We all know generating retail revenue is a challenge for most spas. A new book contends that this can be turned around with a shift in training and perspective.
Linda Harding Bond is a therapist and trainer in Bangkok, Thailand. She writes in her book, The Engaged Therapist: How Spas Can Increase Retail Sales Now and Forevermore, that most spa therapists are introverts, and as such require a different training approach than is currently being offered.
We asked Linda about this perspective and how she believes spas can increase their retail revenue.
Why did you write this book?
Effectively selling retail products is a long-standing problem in the global spa industry. Although spa revenues surpassed the $16 billion-dollar mark in 2016 and is anticipated to reach $20 billion by 2020, retail revenues have not changed. They still hover around 3% for resorts, 4% for wellness and 10-13% for day spas.
My experience as a therapist, trainer and an introvert helped me see the missing link. Engagement could lead to increased sales and a win-win environment for therapists, spa management and clients. This aha moment helped me realize that I could bring a fresh perspective to this industry wide problem.
In the book I share case studies, role-play exercises and training methodologies I developed. The methods have led to retail sales increases of 500% and higher for some of my clients. I also learned these strategies are equally effective across language and cultures. So far they have worked from China to India to the Caribbean.
Tell me a little about your assertion that spa staff are introverts. Why do you say this?
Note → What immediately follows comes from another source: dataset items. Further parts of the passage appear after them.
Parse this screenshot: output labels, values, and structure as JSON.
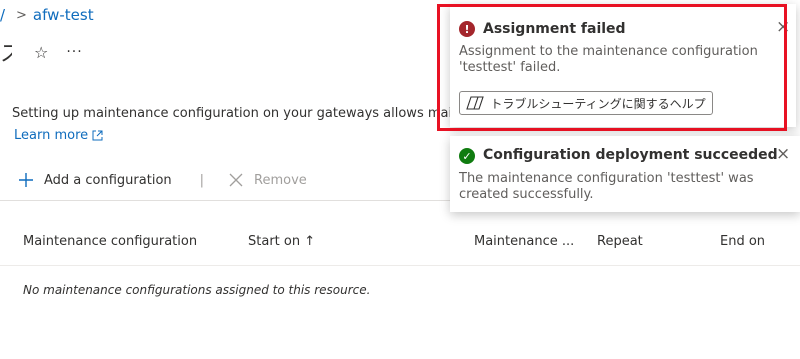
{
  "breadcrumb": {
    "prev": "/",
    "separator": ">",
    "current": "afw-test"
  },
  "page": {
    "title": "ス",
    "star": "☆",
    "more": "···"
  },
  "description": "Setting up maintenance configuration on your gateways allows maintenance",
  "learn_more": "Learn more",
  "toolbar": {
    "add_label": "Add a configuration",
    "separator": "|",
    "remove_label": "Remove"
  },
  "table": {
    "headers": [
      "Maintenance configuration",
      "Start on ↑",
      "Maintenance ...",
      "Repeat",
      "End on"
    ],
    "empty_message": "No maintenance configurations assigned to this resource."
  },
  "notifications": [
    {
      "status": "error",
      "icon": "!",
      "title": "Assignment failed",
      "body": "Assignment to the maintenance configuration 'testtest' failed.",
      "action": "トラブルシューティングに関するヘルプ",
      "close": "×",
      "color": "#a4262c"
    },
    {
      "status": "success",
      "icon": "✓",
      "title": "Configuration deployment succeeded",
      "body": "The maintenance configuration 'testtest' was created successfully.",
      "close": "×",
      "color": "#107c10"
    }
  ],
  "colors": {
    "accent": "#0f6cbd",
    "highlight": "#e81123"
  }
}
Introverts are defined as people who derive their energy from within. Many are easily stressed by prolonged external stimulation. Introverts are disproportionately represented in spa because it provides an ideal environment. Particularly for therapists because they’re interacting mostly one on one.
The workspace is extremely quiet, serene and conducive to thoughtful conversation which introverts love. The nature of the job allows frequent periods throughout the day to recharge with no interruption. There is a greater emphasis on listening and focusing on the guest which introverts do very well. And most spas are relatively conflict free.
What are the three biggest mistakes spas you believe spas make when it comes to retail sales, and what are some fixes for these?
Massage therapists are given a pass from selling.
I often hear the term “pushing products” from them and it needs to be removed from their lexicon.
Spas carry products to extend the benefits of the treatments they offer and that’s how all therapists should think of retail. Particularly with massage, guests are often in pain or suffer from insomnia. If the therapist conducts a good initial interview, and listens well, guests will tell them exactly what they need.
To facilitate home care sales, spa managers should have their massage team identify every retail product that’s complementary to the treatments they perform. They need to be well informed on the benefits of each product. For example, essential oils, bath soaks, candles, eye pillows, scrubs, blankets and robes all come under massage purview.
Believing that product training is the same as retail training.
It is not. Product training focuses upon ingredient and protocol knowledge.
Retail training informs on listening well, engagement, how and when to provide educated recommendations for home care. Therapists need both sets of knowledge to maximize retail sales.
Low retail sales are often the result of not laying a proper foundation of engagement from the start of service. Spa managers can role play with their therapists to see exactly how they interact with the guest from the onset. Are they asking questions to ascertain the guest’s needs or just performing the treatment?
Not building accountability for selling into therapist performance evaluations.
Recommending home care should be part of a therapist’s repertoire. Retail sales numbers are indicative of the quality of engagement and service that’s being provided. To ensure consistency of performance, spas must develop retail sales standards. Once results are tracked, they should be regularly reviewed with each therapist. Product commissions should be based upon sales performance.
For many spas this represents a change of culture and ideally would not be implemented until after proper training has taken place. Several spas that I’ve worked with have put a sales coach in place. Status meetings are held daily to address performance expectations, goal setting, and success recognition. Remedial training needs are resolved quickly. Therapists feel supported and embrace the new processes willingly.